I will try this out later today, if it works out I would be very happy to use it in more projects.
And those results are .. not in line with yours. Or well, the crystal ones are mostly in line. Is the mac running the thing through Rosetta, or what is going on here?
that is a great question. I will have to run this on a server and figure out why the performance is so different. I am surprised the majority flipped to slower. Definitely worth looking into.
There are a lot of massive array literals of tuples, Slice.literal will work better (but it doesn’t support tuples as element types yet, so some kind of AoS-to-SoA rewriting is necessary)
ASCII → ASCII 73 µs 11.9 ms 162x
ISO-8859-1 → UTF-8 2.1 ms 14.2 ms 6.9x
CP1252 → UTF-8 2.5 ms 17.2 ms 6.9x
UTF-8 → ISO-8859-1 3.4 ms 14.6 ms 4.3x
UTF-16BE → UTF-8 3.7 ms 10.8 ms 2.9x
UTF-8 → UTF-16LE 4.6 ms 10.1 ms 2.2x
Could you please give me a code to run this benchmark on my (Latest) Arch Linux laptop?
If this this real, we really should port this shards into Crystal stand-lib.

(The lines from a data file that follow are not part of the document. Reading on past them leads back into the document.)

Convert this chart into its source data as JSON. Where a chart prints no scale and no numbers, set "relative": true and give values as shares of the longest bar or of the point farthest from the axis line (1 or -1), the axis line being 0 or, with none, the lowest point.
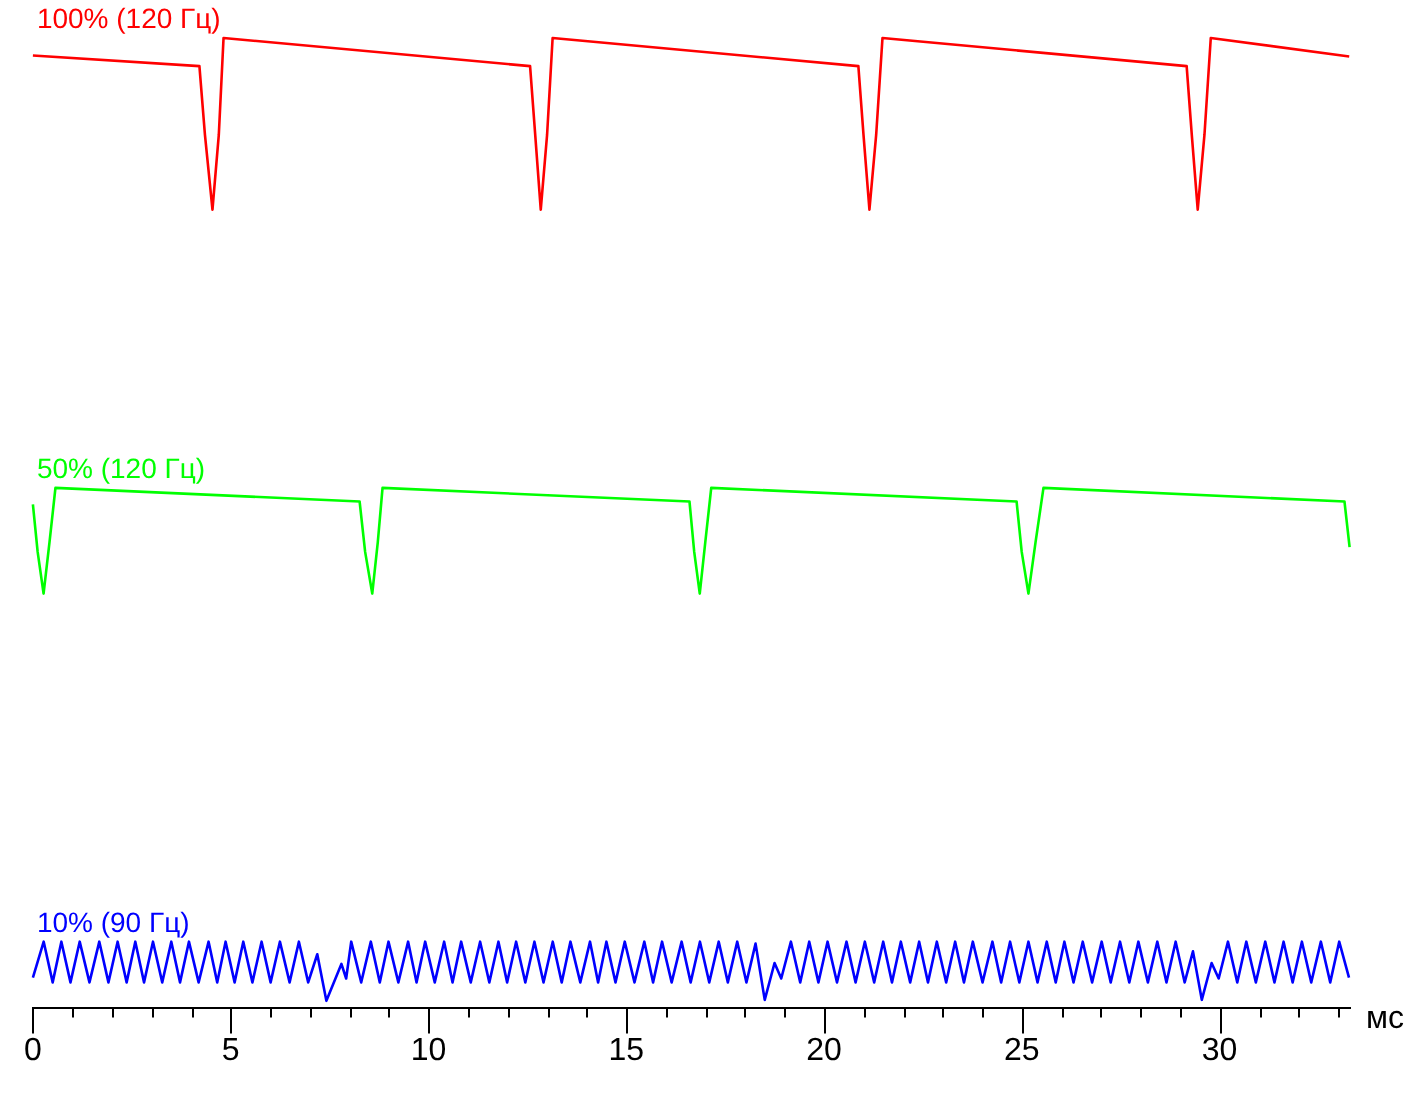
{
  "chart_data": {
    "type": "line",
    "relative": true,
    "xlabel": "мс",
    "xlim": [
      0,
      33.3
    ],
    "xticks": [
      0,
      {
        "value": 1,
        "label": null
      },
      {
        "value": 2,
        "label": null
      },
      {
        "value": 3,
        "label": null
      },
      {
        "value": 4,
        "label": null
      },
      5,
      {
        "value": 6,
        "label": null
      },
      {
        "value": 7,
        "label": null
      },
      {
        "value": 8,
        "label": null
      },
      {
        "value": 9,
        "label": null
      },
      10,
      {
        "value": 11,
        "label": null
      },
      {
        "value": 12,
        "label": null
      },
      {
        "value": 13,
        "label": null
      },
      {
        "value": 14,
        "label": null
      },
      15,
      {
        "value": 16,
        "label": null
      },
      {
        "value": 17,
        "label": null
      },
      {
        "value": 18,
        "label": null
      },
      {
        "value": 19,
        "label": null
      },
      20,
      {
        "value": 21,
        "label": null
      },
      {
        "value": 22,
        "label": null
      },
      {
        "value": 23,
        "label": null
      },
      {
        "value": 24,
        "label": null
      },
      25,
      {
        "value": 26,
        "label": null
      },
      {
        "value": 27,
        "label": null
      },
      {
        "value": 28,
        "label": null
      },
      {
        "value": 29,
        "label": null
      },
      30,
      {
        "value": 31,
        "label": null
      },
      {
        "value": 32,
        "label": null
      },
      {
        "value": 33,
        "label": null
      }
    ],
    "tick_labels": "x",
    "grid": false,
    "legend": false,
    "marker": "none",
    "line_style": "solid",
    "series": [
      {
        "name": "100% (120 Гц)",
        "color": "#ff0000",
        "x": [
          0,
          4.21,
          4.35,
          4.54,
          4.7,
          4.82,
          12.57,
          12.7,
          12.84,
          13.0,
          13.14,
          20.87,
          21.0,
          21.15,
          21.32,
          21.48,
          29.17,
          29.3,
          29.45,
          29.62,
          29.78,
          33.28
        ],
        "values": [
          0.982,
          0.971,
          0.9,
          0.823,
          0.9,
          1,
          0.971,
          0.9,
          0.823,
          0.9,
          1,
          0.971,
          0.9,
          0.823,
          0.9,
          1,
          0.971,
          0.9,
          0.823,
          0.9,
          1,
          0.981
        ]
      },
      {
        "name": "50% (120 Гц)",
        "color": "#00ff00",
        "x": [
          0,
          0.12,
          0.27,
          0.42,
          0.57,
          8.26,
          8.4,
          8.58,
          8.72,
          8.84,
          16.6,
          16.72,
          16.86,
          17.0,
          17.15,
          24.87,
          25.0,
          25.17,
          25.35,
          25.55,
          33.16,
          33.29
        ],
        "values": [
          0.519,
          0.47,
          0.427,
          0.48,
          0.536,
          0.522,
          0.47,
          0.427,
          0.48,
          0.536,
          0.522,
          0.47,
          0.427,
          0.48,
          0.536,
          0.522,
          0.47,
          0.427,
          0.48,
          0.536,
          0.522,
          0.475
        ]
      },
      {
        "name": "10% (90 Гц)",
        "color": "#0000ff",
        "x": [
          0,
          0.273,
          0.5,
          0.72,
          0.95,
          1.183,
          1.43,
          1.679,
          1.91,
          2.142,
          2.37,
          2.589,
          2.81,
          3.036,
          3.27,
          3.499,
          3.72,
          3.945,
          4.19,
          4.442,
          4.66,
          4.872,
          5.1,
          5.319,
          5.55,
          5.782,
          6.01,
          6.245,
          6.49,
          6.725,
          6.96,
          7.19,
          7.42,
          7.8,
          7.92,
          8.048,
          8.3,
          8.544,
          8.77,
          8.99,
          9.24,
          9.487,
          9.7,
          9.917,
          10.16,
          10.397,
          10.61,
          10.827,
          11.07,
          11.307,
          11.54,
          11.77,
          11.99,
          12.217,
          12.45,
          12.68,
          12.91,
          13.143,
          13.37,
          13.59,
          13.84,
          14.086,
          14.29,
          14.5,
          14.73,
          14.963,
          15.21,
          15.459,
          15.68,
          15.906,
          16.15,
          16.402,
          16.63,
          16.865,
          17.1,
          17.34,
          17.57,
          17.808,
          18.04,
          18.271,
          18.503,
          18.751,
          18.92,
          19.165,
          19.4,
          19.628,
          19.86,
          20.091,
          20.33,
          20.571,
          20.8,
          21.034,
          21.27,
          21.498,
          21.72,
          21.944,
          22.18,
          22.407,
          22.63,
          22.854,
          23.09,
          23.317,
          23.54,
          23.763,
          24.01,
          24.26,
          24.48,
          24.706,
          24.94,
          25.17,
          25.4,
          25.633,
          25.86,
          26.079,
          26.31,
          26.543,
          26.78,
          27.022,
          27.25,
          27.486,
          27.72,
          27.949,
          28.19,
          28.429,
          28.66,
          28.892,
          29.12,
          29.33,
          29.553,
          29.801,
          29.98,
          30.215,
          30.45,
          30.678,
          30.92,
          31.158,
          31.39,
          31.621,
          31.85,
          32.084,
          32.32,
          32.564,
          32.8,
          33.027,
          33.275
        ],
        "values": [
          0.031,
          0.068,
          0.026,
          0.068,
          0.026,
          0.068,
          0.026,
          0.068,
          0.026,
          0.068,
          0.026,
          0.068,
          0.026,
          0.068,
          0.026,
          0.068,
          0.026,
          0.068,
          0.026,
          0.068,
          0.026,
          0.068,
          0.026,
          0.068,
          0.026,
          0.068,
          0.026,
          0.068,
          0.026,
          0.068,
          0.026,
          0.055,
          0.007,
          0.045,
          0.03,
          0.068,
          0.026,
          0.068,
          0.026,
          0.068,
          0.026,
          0.068,
          0.026,
          0.068,
          0.026,
          0.068,
          0.026,
          0.068,
          0.026,
          0.068,
          0.026,
          0.068,
          0.026,
          0.068,
          0.026,
          0.068,
          0.026,
          0.068,
          0.026,
          0.068,
          0.026,
          0.068,
          0.026,
          0.068,
          0.026,
          0.068,
          0.026,
          0.068,
          0.026,
          0.068,
          0.026,
          0.068,
          0.026,
          0.068,
          0.026,
          0.068,
          0.026,
          0.068,
          0.026,
          0.066,
          0.008,
          0.046,
          0.03,
          0.068,
          0.026,
          0.068,
          0.026,
          0.068,
          0.026,
          0.068,
          0.026,
          0.068,
          0.026,
          0.068,
          0.026,
          0.068,
          0.026,
          0.068,
          0.026,
          0.068,
          0.026,
          0.068,
          0.026,
          0.068,
          0.026,
          0.068,
          0.026,
          0.068,
          0.026,
          0.068,
          0.026,
          0.068,
          0.026,
          0.068,
          0.026,
          0.068,
          0.026,
          0.068,
          0.026,
          0.068,
          0.026,
          0.068,
          0.026,
          0.068,
          0.026,
          0.068,
          0.026,
          0.058,
          0.008,
          0.046,
          0.03,
          0.068,
          0.026,
          0.068,
          0.026,
          0.068,
          0.026,
          0.068,
          0.026,
          0.068,
          0.026,
          0.068,
          0.026,
          0.068,
          0.031
        ]
      }
    ]
  }
}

There are writing systems where a single complex character carries the meaning of a whole word. One of them is Kanji(漢字). The CJK world has many variations — in Japanese, Kanji is mixed with Hiragana(ひらがな), Katakana(カタカナ), and even emoji. Encoding in these cultures is complicated. Vendors have historically shipped subtly different implementations under the same name, and libiconv has accumulated edge-case handling. I’m somewhat skeptical that charconv handles all of this correctly.
I hope it does, though…